La bataille de Cuton Moor
par
William Julius MICKLE
La bataille de Cuton Moor, nommée aussi de North-Allerton ou de l’Étendard,
fut livrée, en 1138, aux Normands et aux Anglo-Saxons réunis,
par les Écossais secondés d’émigrés normands.
Les premiers furent vainqueurs.
Le ciel obscurci s’abaissait au-dessus de Cuton Moor, chargé de nuages effrayants.... L’Écosse déplorera d’âge en âge le funeste carnage de cette journée.
La rivière du Tees a gémi souvent en suivant son cours sinueux de ce que l’argent de ses eaux limpides fût autrefois gonflé de sang humain.
Le roi David s’arrêta sur le sommet de la colline, et, contemplant la plaine verdoyante, il vit, par-dessus un marais, cette belle rivière rouler l’argent de ses eaux.
Il contempla le marais verdoyant tout émaillé de fleurs sauvages. « Il m’est bien pénible, dit-il, de songer qu’un rivage aussi frais sera bientôt souillé du sang des hommes.
« Mais, ce qui m’afflige davantage et ce qui oppresse le plus mon cœur, c’est que tant de guerriers si jeunes et si braves, doivent aujourd’hui succomber. »
Le roi des Écossais conduisait à sa suite une aussi magnifique armée qu’il s’en élança jamais sur la plaine.
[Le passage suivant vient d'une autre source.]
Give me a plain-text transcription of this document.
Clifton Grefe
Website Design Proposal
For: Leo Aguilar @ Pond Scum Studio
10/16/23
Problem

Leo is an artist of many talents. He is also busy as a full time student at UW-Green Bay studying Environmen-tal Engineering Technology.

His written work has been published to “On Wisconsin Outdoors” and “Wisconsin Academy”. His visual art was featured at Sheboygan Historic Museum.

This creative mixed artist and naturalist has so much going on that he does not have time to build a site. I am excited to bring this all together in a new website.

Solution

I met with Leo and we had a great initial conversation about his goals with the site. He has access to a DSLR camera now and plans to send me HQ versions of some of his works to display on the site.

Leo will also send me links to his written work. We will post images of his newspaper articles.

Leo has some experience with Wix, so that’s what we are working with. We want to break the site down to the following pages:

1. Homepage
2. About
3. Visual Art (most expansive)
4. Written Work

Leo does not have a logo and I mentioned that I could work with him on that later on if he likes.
Jamais plus braves guerriers n’enfoncèrent, au signal de la trompette, l’éperon dans les flancs de leurs coursiers : hélas ! fallait-il qu’ils fussent si promptement moissonnés.
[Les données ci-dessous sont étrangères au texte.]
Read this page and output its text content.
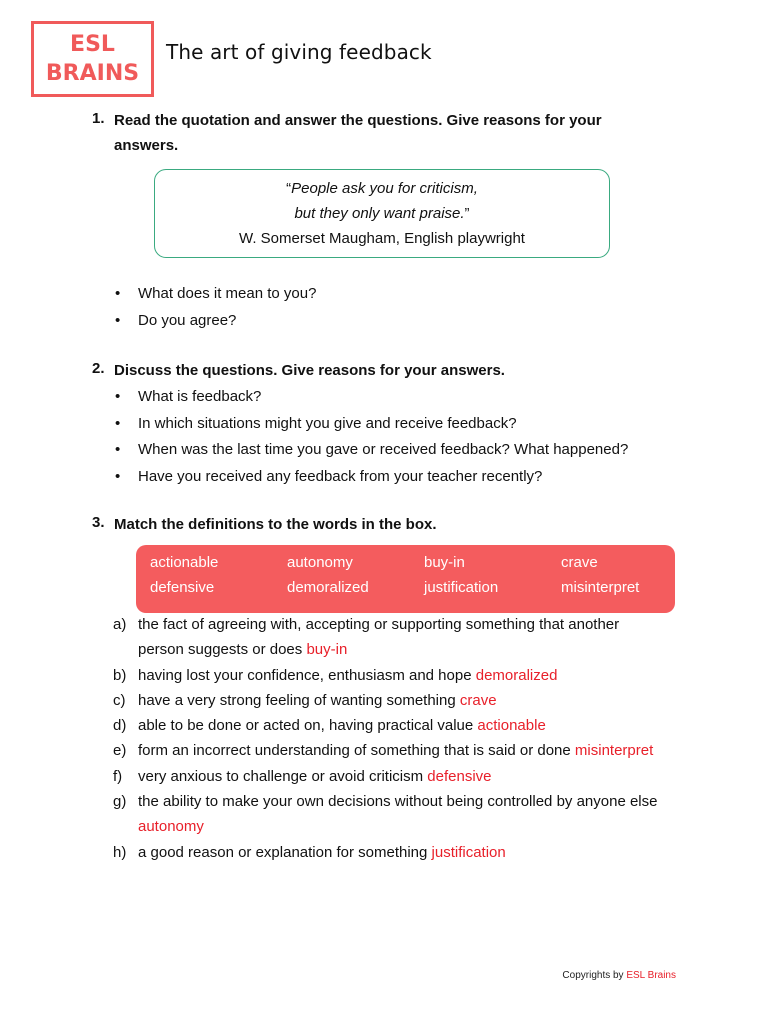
ESL
BRAINS
The art of giving feedback
1. Read the quotation and answer the questions. Give reasons for your
answers.
“People ask you for criticism,
but they only want praise.”
W. Somerset Maugham, English playwright
• What does it mean to you?
• Do you agree?
2. Discuss the questions. Give reasons for your answers.
• What is feedback?
• In which situations might you give and receive feedback?
• When was the last time you gave or received feedback? What happened?
• Have you received any feedback from your teacher recently?
3. Match the definitions to the words in the box.
actionable	autonomy	buy-in	crave
defensive	demoralized	justification	misinterpret
a) the fact of agreeing with, accepting or supporting something that another
person suggests or does buy-in
b) having lost your confidence, enthusiasm and hope demoralized
c) have a very strong feeling of wanting something crave
d) able to be done or acted on, having practical value actionable
e) form an incorrect understanding of something that is said or done misinterpret
f) very anxious to challenge or avoid criticism defensive
g) the ability to make your own decisions without being controlled by anyone else
autonomy
h) a good reason or explanation for something justification
Copyrights by ESL Brains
Les habitants du Galloway qui descendaient des anciens Pictes, marchaient les premiers au combat : le son de leurs lances brillantes et de leurs larges boucliers se faisait entendre l’espace de plusieurs milles.
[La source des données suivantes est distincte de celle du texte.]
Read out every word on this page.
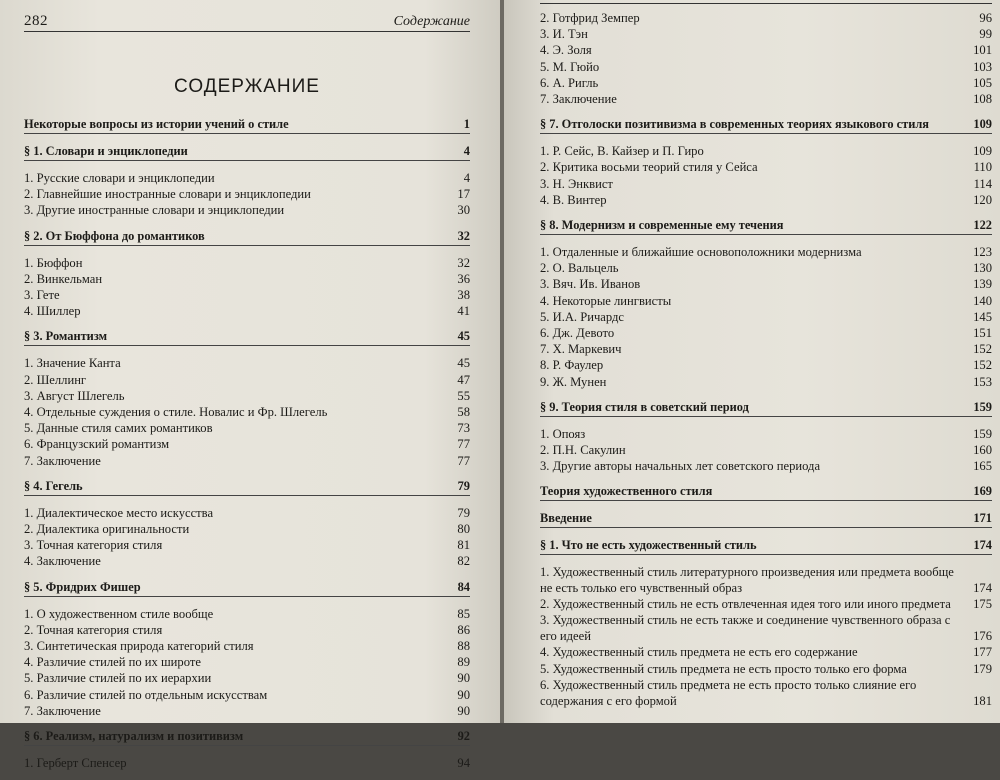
282	Содержание
СОДЕРЖАНИЕ
Некоторые вопросы из истории учений о стиле	1
§ 1. Словари и энциклопедии	4
1. Русские словари и энциклопедии	4
2. Главнейшие иностранные словари и энциклопедии	17
3. Другие иностранные словари и энциклопедии	30
§ 2. От Бюффона до романтиков	32
1. Бюффон	32
2. Винкельман	36
3. Гете	38
4. Шиллер	41
§ 3. Романтизм	45
1. Значение Канта	45
2. Шеллинг	47
3. Август Шлегель	55
4. Отдельные суждения о стиле. Новалис и Фр. Шлегель	58
5. Данные стиля самих романтиков	73
6. Французский романтизм	77
7. Заключение	77
§ 4. Гегель	79
1. Диалектическое место искусства	79
2. Диалектика оригинальности	80
3. Точная категория стиля	81
4. Заключение	82
§ 5. Фридрих Фишер	84
1. О художественном стиле вообще	85
2. Точная категория стиля	86
3. Синтетическая природа категорий стиля	88
4. Различие стилей по их широте	89
5. Различие стилей по их иерархии	90
6. Различие стилей по отдельным искусствам	90
7. Заключение	90
§ 6. Реализм, натурализм и позитивизм	92
1. Герберт Спенсер	94
2. Готфрид Земпер	96
3. И. Тэн	99
4. Э. Золя	101
5. М. Гюйо	103
6. А. Ригль	105
7. Заключение	108
§ 7. Отголоски позитивизма в современных теориях языкового стиля	109
1. Р. Сейс, В. Кайзер и П. Гиро	109
2. Критика восьми теорий стиля у Сейса	110
3. Н. Энквист	114
4. В. Винтер	120
§ 8. Модернизм и современные ему течения	122
1. Отдаленные и ближайшие основоположники модернизма	123
2. О. Вальцель	130
3. Вяч. Ив. Иванов	139
4. Некоторые лингвисты	140
5. И.А. Ричардс	145
6. Дж. Девото	151
7. Х. Маркевич	152
8. Р. Фаулер	152
9. Ж. Мунен	153
§ 9. Теория стиля в советский период	159
1. Опояз	159
2. П.Н. Сакулин	160
3. Другие авторы начальных лет советского периода	165
Теория художественного стиля	169
Введение	171
§ 1. Что не есть художественный стиль	174
1. Художественный стиль литературного произведения или предмета вообще не есть только его чувственный образ	174
2. Художественный стиль не есть отвлеченная идея того или иного предмета	175
3. Художественный стиль не есть также и соединение чувственного образа с его идеей	176
4. Художественный стиль предмета не есть его содержание	177
5. Художественный стиль предмета не есть просто только его форма	179
6. Художественный стиль предмета не есть просто только слияние его содержания с его формой	181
Les phalanges normandes mêlées aux bataillons anglais s’avancèrent contre eux ; elles venaient combattre pour l’impératrice Matilde 1 et venger les injures de cette princesse.
Alors s’ébranlèrent à la fois cavaliers et fantassins tous ces guerriers couverts d’armures de fer déployaient un front redoutable.
Le roi David, le prince Henry 2, son généreux fils, jetèrent leurs regards sur la plaine ; ils aperçurent les colonnes anglaises qui s’avançaient joyeusement.
Le monarque alors élevant la voix : « Quel est, s’écria-t-il, quel est dans tout mon camp celui qui me décrira cette armée ? »
Quelqu’un s’avança vers la tente. C’était un Anglais ! Depuis peu de temps, le traître avait déserté ses drapeaux.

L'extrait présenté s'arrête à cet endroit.